Growth in clean truck and bus market drives record demand for statewide truck and bus incentive program
For immediate release
SACRAMENTO – California is experiencing record demand for advanced clean trucks and buses. As a result, a popular statewide program that has put more than 4,400 ultra-clean trucks and buses onto California roadways was oversubscribed a week after the California Air Resources Board adopted its annual funding plan for clean transportation investments. The plan included $142 million for the program known as HVIP.
The purpose of the Hybrid and Zero-Emission Truck and Bus Voucher Incentive Project (HVIP) is to advance early commercial technologies that are needed to meet California’s clean air and climate goals. Now in its 10th year, the program kick started the market for clean, efficient trucks and buses in California.
Because CARB has received voucher requests for the entire $142 million budget, the ability to request new vouchers has been put on hold until new funding is identified. More than 100 truck and bus fleets requested funding for vehicles produced by more than 20 manufacturers. During the 30-day period ending October 24, HVIP received more than $80 million in additional funding requests. In many cases, HVIP vouchers can make zero-emission buses and trucks nearly as affordable as their fossil-fueled counterparts at point of sale.

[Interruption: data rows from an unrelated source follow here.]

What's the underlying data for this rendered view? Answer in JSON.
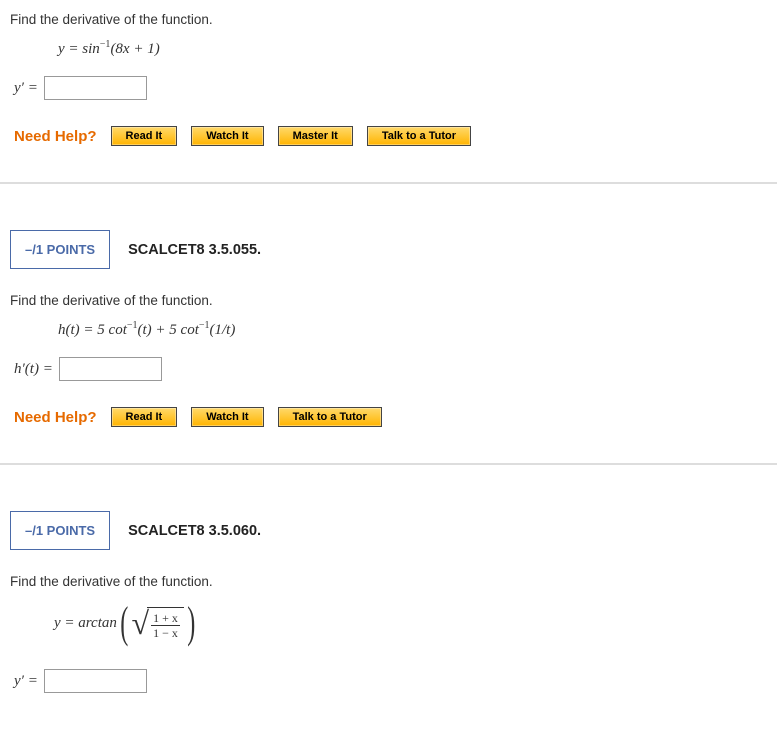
{
  "problem1": {
    "prompt": "Find the derivative of the function.",
    "equation_prefix": "y = sin",
    "equation_sup": "−1",
    "equation_suffix": "(8x + 1)",
    "answer_label": "y′ =",
    "answer_value": "",
    "help_label": "Need Help?",
    "buttons": {
      "read": "Read It",
      "watch": "Watch It",
      "master": "Master It",
      "tutor": "Talk to a Tutor"
    }
  },
  "problem2": {
    "points": "–/1 POINTS",
    "reference": "SCALCET8 3.5.055.",
    "prompt": "Find the derivative of the function.",
    "equation_prefix": "h(t) = 5 cot",
    "equation_sup1": "−1",
    "equation_mid": "(t) + 5 cot",
    "equation_sup2": "−1",
    "equation_suffix": "(1/t)",
    "answer_label": "h′(t) =",
    "answer_value": "",
    "help_label": "Need Help?",
    "buttons": {
      "read": "Read It",
      "watch": "Watch It",
      "tutor": "Talk to a Tutor"
    }
  },
  "problem3": {
    "points": "–/1 POINTS",
    "reference": "SCALCET8 3.5.060.",
    "prompt": "Find the derivative of the function.",
    "eq_lhs": "y = arctan",
    "frac_num": "1 + x",
    "frac_den": "1 − x",
    "answer_label": "y′ =",
    "answer_value": ""
  }
}
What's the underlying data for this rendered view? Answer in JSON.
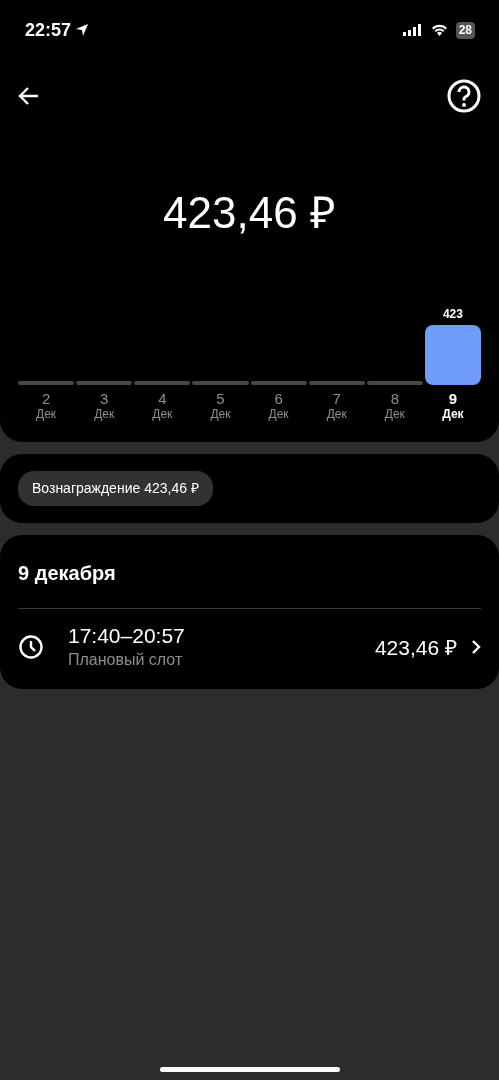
{
  "status_bar": {
    "time": "22:57",
    "battery": "28"
  },
  "header": {
    "total": "423,46 ₽"
  },
  "days": [
    {
      "day": "2",
      "month": "Дек",
      "selected": false
    },
    {
      "day": "3",
      "month": "Дек",
      "selected": false
    },
    {
      "day": "4",
      "month": "Дек",
      "selected": false
    },
    {
      "day": "5",
      "month": "Дек",
      "selected": false
    },
    {
      "day": "6",
      "month": "Дек",
      "selected": false
    },
    {
      "day": "7",
      "month": "Дек",
      "selected": false
    },
    {
      "day": "8",
      "month": "Дек",
      "selected": false
    },
    {
      "day": "9",
      "month": "Дек",
      "selected": true,
      "value": "423"
    }
  ],
  "reward_chip": "Вознаграждение 423,46 ₽",
  "date_section": {
    "title": "9 декабря",
    "slots": [
      {
        "time": "17:40–20:57",
        "label": "Плановый слот",
        "amount": "423,46 ₽"
      }
    ]
  }
}
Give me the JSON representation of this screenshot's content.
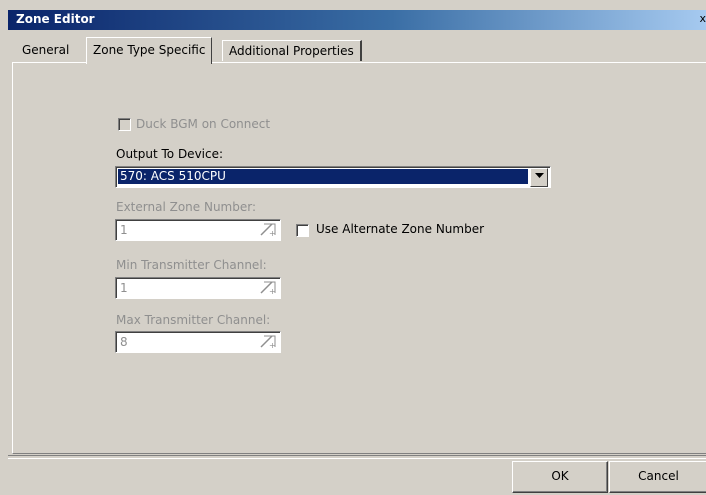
{
  "window": {
    "title": "Zone Editor",
    "close_glyph": "x"
  },
  "tabs": [
    {
      "label": "General",
      "selected": false
    },
    {
      "label": "Zone Type Specific",
      "selected": true
    },
    {
      "label": "Additional Properties",
      "selected": false
    }
  ],
  "form": {
    "duck_bgm": {
      "label": "Duck BGM on Connect",
      "checked": false,
      "enabled": false
    },
    "output_device": {
      "label": "Output To Device:",
      "value": "570: ACS 510CPU"
    },
    "external_zone": {
      "label": "External Zone Number:",
      "value": "1",
      "enabled": false
    },
    "use_alternate": {
      "label": "Use Alternate Zone Number",
      "checked": false
    },
    "min_channel": {
      "label": "Min Transmitter Channel:",
      "value": "1",
      "enabled": false
    },
    "max_channel": {
      "label": "Max Transmitter Channel:",
      "value": "8",
      "enabled": false
    }
  },
  "buttons": {
    "ok": "OK",
    "cancel": "Cancel"
  },
  "icons": {
    "dropdown": "chevron-down-icon",
    "spinner": "spin-edit-icon"
  }
}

The diversity of fleets interested in purchasing advanced technologies along with the broader variety of models available from a growing list of manufacturers signals a strong market for the kinds of advanced-technology vehicles needed to bring healthy air to California and reduce greenhouse gases. Demand for zero-emission school buses is particularly strong, with more than 20 school districts requesting funding.
Along with record demand for new funding, California is also seeing record-breaking HVIP vehicle deliveries. Clean trucks and buses delivered in August 2019 alone were supported by more than $8 million in vouchers.

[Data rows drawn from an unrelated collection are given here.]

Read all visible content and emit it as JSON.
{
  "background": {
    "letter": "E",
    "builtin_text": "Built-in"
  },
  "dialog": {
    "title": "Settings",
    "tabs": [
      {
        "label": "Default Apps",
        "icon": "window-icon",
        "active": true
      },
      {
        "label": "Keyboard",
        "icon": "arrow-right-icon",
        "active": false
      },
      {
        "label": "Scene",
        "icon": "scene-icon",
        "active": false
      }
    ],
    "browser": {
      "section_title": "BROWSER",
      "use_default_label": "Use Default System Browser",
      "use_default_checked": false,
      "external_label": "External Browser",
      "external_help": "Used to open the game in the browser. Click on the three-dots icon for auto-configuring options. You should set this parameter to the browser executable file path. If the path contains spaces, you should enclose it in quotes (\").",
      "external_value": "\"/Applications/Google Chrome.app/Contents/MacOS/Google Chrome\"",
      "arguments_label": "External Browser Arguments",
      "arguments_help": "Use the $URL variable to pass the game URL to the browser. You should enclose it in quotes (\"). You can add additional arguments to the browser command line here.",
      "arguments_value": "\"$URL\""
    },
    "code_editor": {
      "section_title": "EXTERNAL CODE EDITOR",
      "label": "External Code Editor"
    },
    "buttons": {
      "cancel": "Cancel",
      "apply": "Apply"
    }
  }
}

While funding for HVIP is currently exhausted, California maintains a portfolio of other state and local funding programs that can support medium- and heavy-duty clean vehicles.
“This is really just the beginning of transforming the California truck and bus fleet to zero-emission and ultra-clean technologies,” CARB Executive Officer Richard W. Corey said. “Today’s zero-emission technologies are found in transit, school, and shuttle buses, along with local and regional trucks, many of which are being manufactured right here in California due to the state’s leadership on clean transportation. And in the next couple years, manufacturers of the largest freight trucks on the road will bring zero-emission products to the commercial market.”
From its inception in 2009, more than $589 million has been allocated to HVIP. Through October 2019, HVIP has committed to supporting the purchase of 3,400 zero-emission trucks and buses; more than 2,600 hybrid trucks; 3,200 low NOx engines, and 240 trucks outfitted with electric power take-off systems with vouchers requested by California fleets.
Over the next two years state investment will bring the total number of ultra-clean trucks and buses operating on California’s roadways to more than 9,000. That’s twice as many as are on the road today and more are on the way as demand for vouchers continues to grow. In total, the program has helped more than 1,500 California fleets buy cleaner vehicles.
HVIP is part of California Climate Investments, a statewide initiative that puts billions of cap-and-trade dollars to work reducing greenhouse gas emissions, strengthening the economy and improving public health and the environment — particularly in disadvantaged communities. The cap-and-trade program also creates a financial incentive for industries to invest in clean technologies and develop innovative ways to reduce pollution.
Overall, HVIP has driven growth in the ultra-clean truck and bus market in California, helping to reduce air pollution and cut climate changing gases, especially in communities suffering from high-volume traffic. More than 50 percent of vehicles purchased through the program are operating in communities disproportionately burdened by harmful air pollutants.